会話の文脈(履歴)の保持、外部データソースの利用(RAG)、AIエージェント特有の振る舞いといった、重要な機能を実装する際、LangChainを利用する事で、これらの機能を効率よく実装できます。
from langchain_ollama import OllamaLLM
llm = OllamaLLM(model="llama3.1:8b")
response = llm.invoke("こんにちは。良い天気ですね。")
print(response)
LangChainを利用することで、単一の処理を一連の流れとして組み合わせる事で、複雑な処理をシンプルに記述することができます。
例えば、「ユーザ入力を受け取る → LLMで回答 → 結果をパースして表示」といった一連の処理を、簡潔に書くことが可能です。
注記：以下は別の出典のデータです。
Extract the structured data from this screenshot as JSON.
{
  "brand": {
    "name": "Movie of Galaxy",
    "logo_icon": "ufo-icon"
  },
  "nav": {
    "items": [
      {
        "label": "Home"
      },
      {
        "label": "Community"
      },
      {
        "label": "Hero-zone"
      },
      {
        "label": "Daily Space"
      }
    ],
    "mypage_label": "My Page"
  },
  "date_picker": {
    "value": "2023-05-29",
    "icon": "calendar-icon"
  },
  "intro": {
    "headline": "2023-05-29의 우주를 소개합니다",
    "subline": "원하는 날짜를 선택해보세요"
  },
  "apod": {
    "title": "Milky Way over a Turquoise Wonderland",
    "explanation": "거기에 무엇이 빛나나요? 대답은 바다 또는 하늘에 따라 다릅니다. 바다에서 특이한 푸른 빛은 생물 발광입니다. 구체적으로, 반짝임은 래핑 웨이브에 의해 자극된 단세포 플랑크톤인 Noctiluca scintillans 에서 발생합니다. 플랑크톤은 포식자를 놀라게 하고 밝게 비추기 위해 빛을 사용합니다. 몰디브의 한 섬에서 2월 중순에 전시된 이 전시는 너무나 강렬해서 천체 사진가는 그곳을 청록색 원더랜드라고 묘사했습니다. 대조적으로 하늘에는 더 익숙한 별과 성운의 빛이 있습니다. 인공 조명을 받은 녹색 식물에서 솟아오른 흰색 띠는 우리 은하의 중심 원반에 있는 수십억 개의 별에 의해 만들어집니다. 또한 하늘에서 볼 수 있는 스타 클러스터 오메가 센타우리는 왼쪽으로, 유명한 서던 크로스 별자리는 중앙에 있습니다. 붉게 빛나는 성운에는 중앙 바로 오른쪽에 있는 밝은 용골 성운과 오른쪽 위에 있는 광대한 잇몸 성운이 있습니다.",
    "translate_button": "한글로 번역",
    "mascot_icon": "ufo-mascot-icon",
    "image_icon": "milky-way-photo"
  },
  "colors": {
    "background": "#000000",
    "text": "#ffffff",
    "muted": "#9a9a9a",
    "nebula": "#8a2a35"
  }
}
先の章に進んでいくと、メリットが実感できると思います。
6. 3つの方法の比較
ソースコードの簡潔さ、自由度・カスタマイズ性、本格的なアプリ開発を効率的に実施できる点で、LangChainは他の方法と比較した利点があります。
- requests:自由度が高いが、コード量が多くなる
- Python SDK:呼び出しが簡単で、扱いやすい
- LangChain:拡張性が高く、プロンプト管理やツール連携が容易
LangChainを利用すると、具体的に以下のことが容易になります。
- 統一感のある応答を作るためのプロンプトテンプレートの利用
- 会話履歴の保存と会話文脈の保持
- 外部データソースの取り込み(RAG)
- 必要なときにツールを使わせる(AIエージェントに必須の機能)
上記の機能を実現するには、通常は複雑な処理の記述が必要ですが、これらの処理をPythonでシンプルに構築できることがLangChainの強みです。
基本的に、生成AIやAIエージェント、LLMといった内容でPythonプログラムを実装したいと考えた際は、あまり深く考えず、LangChainを利用するのが良いと思います。
7. まとめ
第1章では、LangChainとOllamaを利用して、自分のPCでLLMを利用する基礎を学びました。
- LangChain は、LLMを使ったアプリ開発を効率的かつ拡張性高く進められるライブラリです。
- Ollama は、Web APIやクラウドに頼らずローカルでモデルを動かせるため、無料で開発でき、プライバシーを重視した開発にも向いています。
- PythonでOllamaを操作する方法は3種類あり、それぞれメリットが異なります。本書では、LangChainを利用します。
次の章では、LangChainを利用したプロンプトの設計方法や応用例を学び、より実践的なアプリ開発に進みます。